1. A maioria dos nossos contemporâneos pensa tranquilamente que a questão de saber se há um Deus ou não, se o mundo é o único ser ou não, é uma questão que pertence à fé, que o mesmo é dizer, segundo eles, que pertence à ordem arbitrária da afectividade e do sentimento, mas não da razão e do conhecimento. É o chamado fideísmo, segundo o qual a fé não é um assentimento da razão, mas apenas do sentimento.
2. Nesta ordem de ideias, continuam a pensar tranquilamente os nossos contemporâneos, que a Bíblia, o judaísmo e o cristianismo não têm conteúdos que seja necessário estudar. São apenas da ordem do sentimento. E, nesse sentido, sempre segundo os nossos tranquilos contemporâneos, essas «coisas da fé» ou se têm ou não se têm, sentem-se ou não se sentem. Ponto final.
3. E, todavia, quando os nossos ilustrados contemporâneos repetem tranquilamente que o universo físico é o único ser, não é seguramente pela razão e pelo conhecimento que o fazem. É uma afirmação puramente gratuita, arbitrária e sentimental. Da ordem da razão é o passo que se segue: se o universo físico é o único ser, então tem de ser eterno, já que é impossível que a totalidade do ser tenha saído do nada, em virtude do princípio, que permanece firme desde Parménides, de que «do nada, nada vem». Se o universo físico é o único ser, é da ordem da razão que seja eterno. Mas é também da ordem da razão que seja sem evolução nem entropia. Vale aqui a pergunta que deixou Empédocles, no seu fragmento 17: «de quem receberia o crescimento, se é o único ser?» E Melisso de Samos explicita bem que, se o universo é o único ser, então tem de ser «eterno, infinito, uno e absolutamente idêntico. Não pode perecer nem crescer; não pode ter sofrimento nem penas. Porque se tal acontecesse, já não seria uno, uma vez que se veria alterado e não seria idêntico a si mesmo, já que o sofrimento, por exemplo, que antes não existia no seu seio, teria chegado a existir… Por isso, se algo mudasse, mesmo que fosse um só cabelo ao longo de dez mil anos, pereceria completamente através do tempo». De facto, depois de se ter afirmado a priori que o universo é o único ser, e depois de se ter admitido a eternidade do universo, se se admite agora que ele se consome, então é óbvio que já se deveria ter consumido há uma eternidade.

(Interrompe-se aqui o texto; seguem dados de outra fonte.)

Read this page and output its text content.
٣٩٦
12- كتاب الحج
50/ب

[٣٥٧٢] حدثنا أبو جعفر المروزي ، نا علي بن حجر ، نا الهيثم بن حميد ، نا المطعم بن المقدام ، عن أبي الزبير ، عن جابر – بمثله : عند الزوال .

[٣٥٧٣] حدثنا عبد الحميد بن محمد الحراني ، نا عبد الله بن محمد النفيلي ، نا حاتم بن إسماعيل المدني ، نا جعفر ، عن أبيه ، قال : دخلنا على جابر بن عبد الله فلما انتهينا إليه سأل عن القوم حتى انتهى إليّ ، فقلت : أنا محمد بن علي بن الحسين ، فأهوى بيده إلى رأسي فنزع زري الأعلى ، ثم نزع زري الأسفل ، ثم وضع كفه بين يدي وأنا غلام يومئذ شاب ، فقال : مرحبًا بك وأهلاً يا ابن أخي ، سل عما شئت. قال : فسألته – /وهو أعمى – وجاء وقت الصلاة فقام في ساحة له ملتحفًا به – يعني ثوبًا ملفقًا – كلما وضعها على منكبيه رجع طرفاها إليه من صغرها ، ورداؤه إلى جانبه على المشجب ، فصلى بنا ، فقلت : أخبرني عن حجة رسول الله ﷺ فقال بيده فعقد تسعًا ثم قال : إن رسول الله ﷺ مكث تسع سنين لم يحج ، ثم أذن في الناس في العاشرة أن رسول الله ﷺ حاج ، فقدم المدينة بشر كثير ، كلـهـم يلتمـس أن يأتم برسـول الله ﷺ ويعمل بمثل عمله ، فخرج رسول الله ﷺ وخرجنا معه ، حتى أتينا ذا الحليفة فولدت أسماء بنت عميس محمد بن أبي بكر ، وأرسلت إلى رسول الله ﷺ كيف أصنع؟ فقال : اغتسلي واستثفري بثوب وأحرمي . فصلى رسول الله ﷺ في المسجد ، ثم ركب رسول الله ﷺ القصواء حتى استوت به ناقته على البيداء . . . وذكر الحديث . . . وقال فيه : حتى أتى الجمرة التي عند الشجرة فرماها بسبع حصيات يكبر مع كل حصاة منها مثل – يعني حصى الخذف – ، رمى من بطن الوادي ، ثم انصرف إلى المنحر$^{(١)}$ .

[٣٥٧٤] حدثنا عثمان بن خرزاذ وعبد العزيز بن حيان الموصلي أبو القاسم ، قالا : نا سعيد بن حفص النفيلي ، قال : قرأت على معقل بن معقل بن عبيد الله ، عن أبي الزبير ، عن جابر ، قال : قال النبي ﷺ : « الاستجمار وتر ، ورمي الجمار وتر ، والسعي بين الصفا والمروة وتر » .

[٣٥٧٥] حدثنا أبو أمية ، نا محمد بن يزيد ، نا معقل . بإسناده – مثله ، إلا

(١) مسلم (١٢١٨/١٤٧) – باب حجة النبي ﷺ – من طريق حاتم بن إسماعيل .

4. Afirmar que o universo físico é o único ser é uma afirmação completamente arbitrária. Que seja eterno e imutável é mesmo refutável pela ciência moderna. Apenas se mantém o princípio de que «do nada, nada vem». Afinal, é o ateísmo que é fideísta. A Bíblia, o judaísmo e o cristianismo contêm um pensamento bem mais exigente e fundamentado: o ser não é único nem unívoco; é análogo, isto é, há duas classes de ser: o ser criado e o ser incriado; o universo físico não é o único ser nem o ser absoluto, eterno e imutável; o ser absoluto, eterno e imutável, é o Deus criador, e o universo físico foi criado e mantém-se em estado de criação pelo Deus criador. A vida e o pensamento não vêm do nada, isto é, da não-vida e do não-pensamento. Vêm do Deus criador, Vida e Pensamento ele mesmo. O nascimento e a morte não são meras aparências ou ilusões no seio do único ser imutável. São verdadeiros acontecimentos que remetem para o Deus criador.
5. O nascimento como Dom entra-nos em casa sobretudo em Dezembro com o Natal. A morte como Dom visita-nos sobretudo em Novembro, que é o mês que tradicionalmente dedicamos aos fiéis defuntos. Os defuntos não são simplesmente aqueles que já morreram, isto é, aqueles que já não vêem nem ouvem nem têm memória, como pensamos nós, pagãos modernos, muitas vezes, na esteira do que pensavam os gregos, que remetiam os mortos para o Hades [= lugar onde não se vê], mas aqueles que, sem perder a sua identidade pessoal e as marcas da sua história pessoal concreta, foram assumidos, por graça, a viver a Vida grande do Deus criador.